Sunday, 12 February 2012

Katsuhiro Otomo's 'Akira', (1988)...

Fig. 1 Akira Poster

Akira, very basically, is a story of military and scientific power gone horribly wrong. They have begun meddling with a source of power much greater than they could have foreseen, inevitably losing control and their lives to it.  One of the reasons that Akira is so poignant though is not just because it plays on people's fear of the unknown and uncontrollable, but the fear of past experiences.

Fig. 2 Obliteration of Neo Tokyo.
One reason the subject matter is so effective to Japanese audiences is due to the cultural context of it.  In 1945, Hiroshima and Nagasaki were bombed with nuclear warheads, which is an unthinkable and terrible memory for the country, and for anyone that experienced it.  The imagery seen in Akira (see figure 2) really resonates with that experience. In the opening sequence, and in the final one also, there is use of the silence and bright light, followed by a terrifying and powerful cloud that spreads across the city and leaves only destruction and death behind in its crater. This imagery evokes the fear and emotions associated with that period on Japan's history, but the film being released in 1988, a time when there's new generations of people that never experienced this event, means that this reference to the bomb could just be a conduit for other cultural issues at the time.  As Jerome Franklin Shapiro explains "the bomb allows for an exploration of adolescent crisis and fantasies about empowerment, rebirth, and regeneration within the contemporary Japanese sociocultural context...Akira is more about the crisis inherent in contemporary Japanese youth culture than what the bomb means" (Shapiro, 2002:258)  'The bomb' in Akira, although it does as much damage as a warhead, is actually the power from an adolescent boy.  Both times the viewers see the explosion it is coming from a child, the first we discover is pre-pubescent, the second however, Tetsuo, is at the peak of puberty, a time when his hormones are running riot around his maturing body.  This is a potent time for the teenager's mental and physical development, which is what makes it so powerful to use when discussing a sociocultural context.

Fig. 3 Tetsuo VS. childhood.

The context in Japan, and many other western cultures, is the fear of teenagers and puberty.  This potent period can lead to them becoming too violent, uncontrollable and unpredictable.  Their body is metamorphosing, along with their mind, into something different and until adulthood is attained and balance is restored these teenagers can be volatile to those around them.  Susan J. Napier explains that Otomo privileges "the notion of the adolescent body as a site of metamorphosis, a metamorphosis that can appear monstrous both to the figure undergoing it and to the outside world." (Napier, 2001:40) In Akira, the body of Tetsuo is literally reborn, physically, as a baby when his powers become too much for his body to control.  This is a monstrous baby, of giant, disfigured proportions, but it can be seen as a physical manifestation of Tetsuo's rejection of the oppressive restrictions of society's adulthood and instead choosing to embrace immaturity and childhood, to his own demise.  This can also be seen in the scene illustrated in figure 3, when Tetsuo is confronted by a child's toy, leaking milk from its pores, that turns from something cute and comforting, into something huge and ravenous. 

From the milk bleeding out of these monstrous cuddly toys, to the rolling and rippling cloth in the wind, Akira is a great acheivement of animation.  This was Otomo's directorial debut, and as it began as his graphic novel it was rightly so.
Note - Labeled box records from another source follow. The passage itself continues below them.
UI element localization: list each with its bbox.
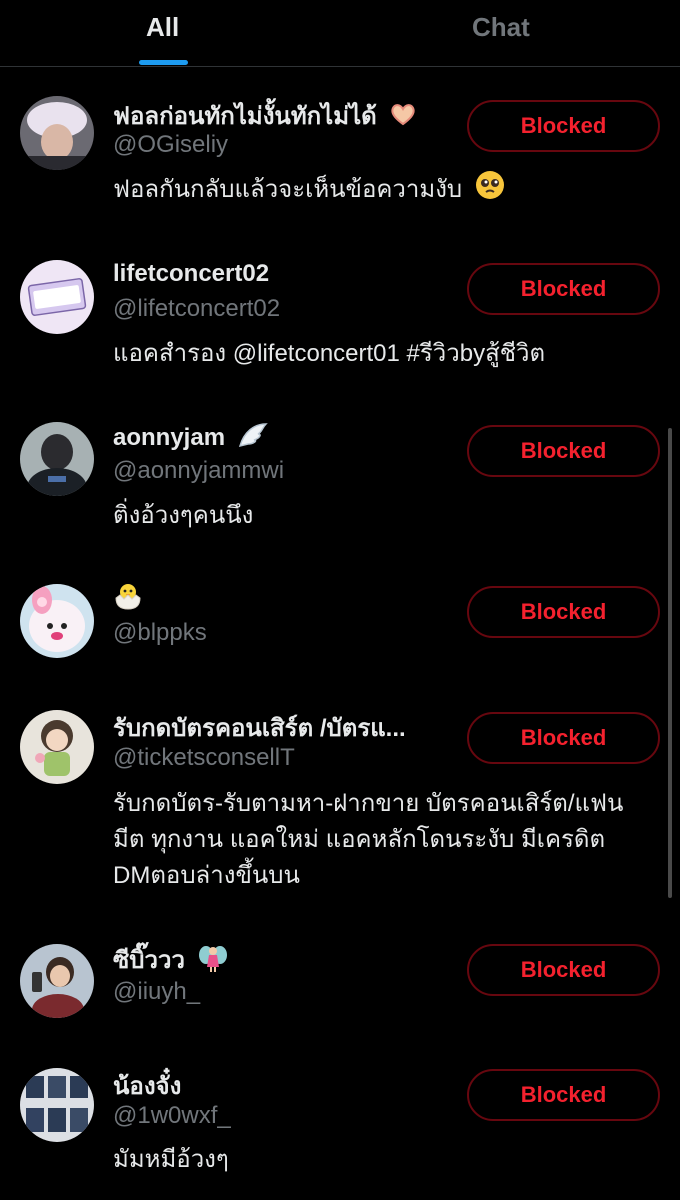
display-name-text: aonnyjam [113, 423, 226, 451]
list-item[interactable]: aonnyjam @aonnyjammwi ติ่งอ้วงๆคนนึง Blo… [0, 422, 680, 552]
user-handle: @1w0wxf_ [113, 1102, 231, 1129]
hatching-chick-icon [113, 582, 143, 617]
user-bio-text: ฟอลกันกลับแล้วจะเห็นข้อความงับ [113, 175, 463, 203]
blocked-button[interactable]: Blocked [467, 263, 660, 315]
user-bio: ติ่งอ้วงๆคนนึง [113, 502, 254, 529]
heart-hands-icon [389, 102, 417, 133]
active-tab-indicator [139, 60, 188, 65]
display-name: aonnyjam [113, 422, 268, 455]
avatar[interactable] [20, 1068, 94, 1142]
fairy-icon [198, 943, 228, 980]
avatar[interactable] [20, 422, 94, 496]
scrollbar[interactable] [668, 428, 672, 898]
avatar[interactable] [20, 584, 94, 658]
blocked-button[interactable]: Blocked [467, 712, 660, 764]
avatar[interactable] [20, 710, 94, 784]
display-name [113, 582, 143, 617]
user-bio: แอคสำรอง @lifetconcert01 #รีวิวbyสู้ชีวิ… [113, 340, 546, 367]
tab-bar: All Chat [0, 0, 680, 67]
user-bio: ฟอลกันกลับแล้วจะเห็นข้อความงับ [113, 170, 653, 211]
user-handle: @ticketsconsellT [113, 744, 295, 771]
user-bio: รับกดบัตร-รับตามหา-ฝากขาย บัตรคอนเสิร์ต/… [113, 790, 624, 889]
blocked-button[interactable]: Blocked [467, 1069, 660, 1121]
blocked-button[interactable]: Blocked [467, 586, 660, 638]
avatar[interactable] [20, 260, 94, 334]
display-name: ฟอลก่อนทักไม่งั้นทักไม่ได้ [113, 96, 417, 135]
user-handle: @iiuyh_ [113, 978, 201, 1005]
user-handle: @blppks [113, 619, 207, 646]
list-item[interactable]: @blppks Blocked [0, 582, 680, 682]
display-name: lifetconcert02 [113, 260, 270, 287]
list-item[interactable]: ฟอลก่อนทักไม่งั้นทักไม่ได้ @OGiseliy ฟอล… [0, 96, 680, 246]
tab-chat[interactable]: Chat [472, 12, 530, 43]
display-name-text: ซีบิ๊ววว [113, 947, 185, 974]
list-item[interactable]: lifetconcert02 @lifetconcert02 แอคสำรอง … [0, 260, 680, 390]
pleading-face-icon [475, 170, 505, 211]
list-item[interactable]: น้องจั๋ง @1w0wxf_ มัมหมีอ้วงๆ Blocked [0, 1066, 680, 1186]
list-item[interactable]: ซีบิ๊ววว @iiuyh_ Blocked [0, 940, 680, 1040]
blocked-button[interactable]: Blocked [467, 944, 660, 996]
wing-icon [238, 422, 268, 455]
blocked-button[interactable]: Blocked [467, 425, 660, 477]
blocked-button[interactable]: Blocked [467, 100, 660, 152]
avatar[interactable] [20, 944, 94, 1018]
display-name: ซีบิ๊ววว [113, 940, 228, 980]
avatar[interactable] [20, 96, 94, 170]
user-handle: @aonnyjammwi [113, 457, 285, 484]
user-handle: @OGiseliy [113, 131, 229, 158]
user-bio: มัมหมีอ้วงๆ [113, 1146, 229, 1173]
user-handle: @lifetconcert02 [113, 295, 281, 322]
list-item[interactable]: รับกดบัตรคอนเสิร์ต /บัตรแ... @ticketscon… [0, 708, 680, 908]
display-name-text: ฟอลก่อนทักไม่งั้นทักไม่ได้ [113, 103, 377, 130]
tab-all[interactable]: All [146, 12, 179, 43]
display-name: รับกดบัตรคอนเสิร์ต /บัตรแ... [113, 715, 406, 742]
display-name: น้องจั๋ง [113, 1073, 182, 1100]
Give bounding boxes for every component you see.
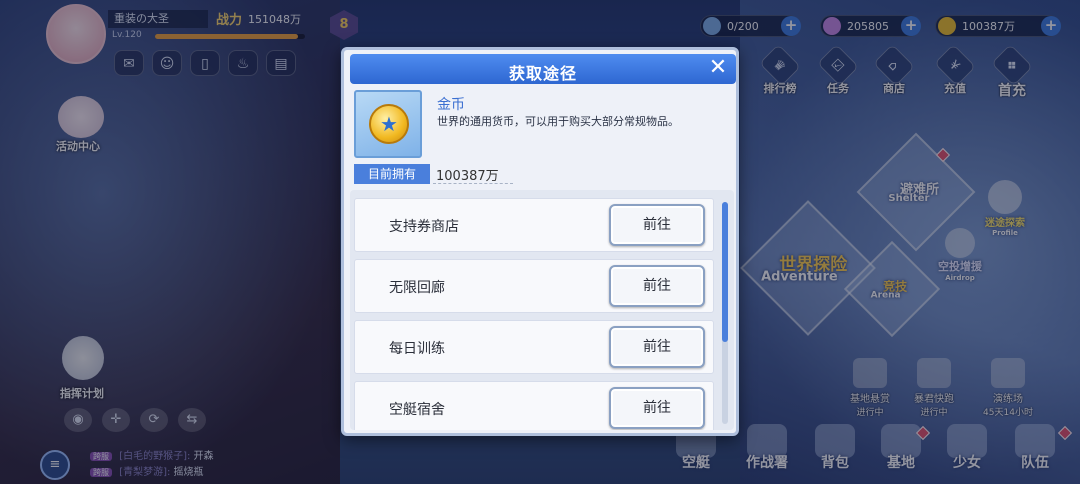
item-name: 金币 (437, 97, 465, 113)
source-modal: 获取途径 ✕ ★ 金币 世界的通用货币，可以用于购买大部分常规物品。 目前拥有 … (341, 47, 739, 436)
go-button[interactable]: 前往 (609, 387, 705, 429)
source-name: 无限回廊 (389, 280, 445, 296)
scrollbar-thumb[interactable] (722, 202, 728, 342)
item-description: 世界的通用货币，可以用于购买大部分常规物品。 (437, 115, 679, 128)
source-list[interactable]: 支持券商店 前往 无限回廊 前往 每日训练 前往 空艇宿舍 前往 (350, 190, 734, 430)
source-name: 每日训练 (389, 341, 445, 357)
list-item: 每日训练 前往 (354, 320, 714, 374)
go-button[interactable]: 前往 (609, 265, 705, 307)
owned-label: 目前拥有 (354, 164, 430, 184)
scrollbar[interactable] (722, 202, 728, 424)
list-item: 支持券商店 前往 (354, 198, 714, 252)
item-frame: ★ (354, 90, 422, 158)
close-icon[interactable]: ✕ (706, 56, 730, 80)
go-button[interactable]: 前往 (609, 326, 705, 368)
gold-coin-icon: ★ (369, 104, 409, 144)
divider (433, 183, 513, 184)
list-item: 无限回廊 前往 (354, 259, 714, 313)
source-name: 支持券商店 (389, 219, 459, 235)
go-button[interactable]: 前往 (609, 204, 705, 246)
modal-header: 获取途径 ✕ (350, 54, 736, 84)
list-item: 空艇宿舍 前往 (354, 381, 714, 430)
owned-value: 100387万 (436, 169, 499, 184)
star-icon: ★ (380, 112, 398, 136)
source-name: 空艇宿舍 (389, 402, 445, 418)
modal-title: 获取途径 (508, 64, 577, 83)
Both the film and books show an elegant merging of sociocultural ideas and science-fiction genre conventions to make it as entertaining as it is culturally relevant.  Jerry Beck went on to explain that "It is considered one of the greatest animated features of any country, and one of the greatest science-fiction features, animated or live-action. It is one of the seminal titles that introduced Japanese animation to America as worthwhile adult entertainment rather than just kids’cartoons." (Beck, 2007:7)  As a representative of Japanese animation, Akira displays so much detail and movement in every shot that it can barely be classed as a traditional 'anime' cartoon.  Instead, as Beck mentioned, it has managed to not only bring Japanese animation to America and its mainstream, but to adult audiences as well.  This is an achievement that few western animations can take credit for, and for Beck to mention that it is one of the best sci-fi films animated or live-action proves how powerful the film is.

List of Illustrations

Figure 1: Akira (1988) Akira poster. At: (Accessed on: 13.02.12)

Figure 2: Akira (1988) Obliteration of Neo Tokyo. At:  (Accessed on: 13.02.12)

Figure 3: Akira (1988) Tetsuo VS. childhood. At: (Accessed on: 13.02.12)


Beck, Jerry (2007) Animated Movie Guide: The Ultimate Illustrated Reference to Cartoon, Stop-Motion and Computer-Generated Feature Films. USA: Chicago Review Press.

Napier, Susan J. (2001) Anime from Akira to Princess Mononoke: Experiencing Contemporary Japanese Animation. USA: MacMillan Palgrave USA.

Shapiro, Jerome Franklin (2002) Atomic bomb cinema: the apocalyptic imagination on film. USA: Routledge.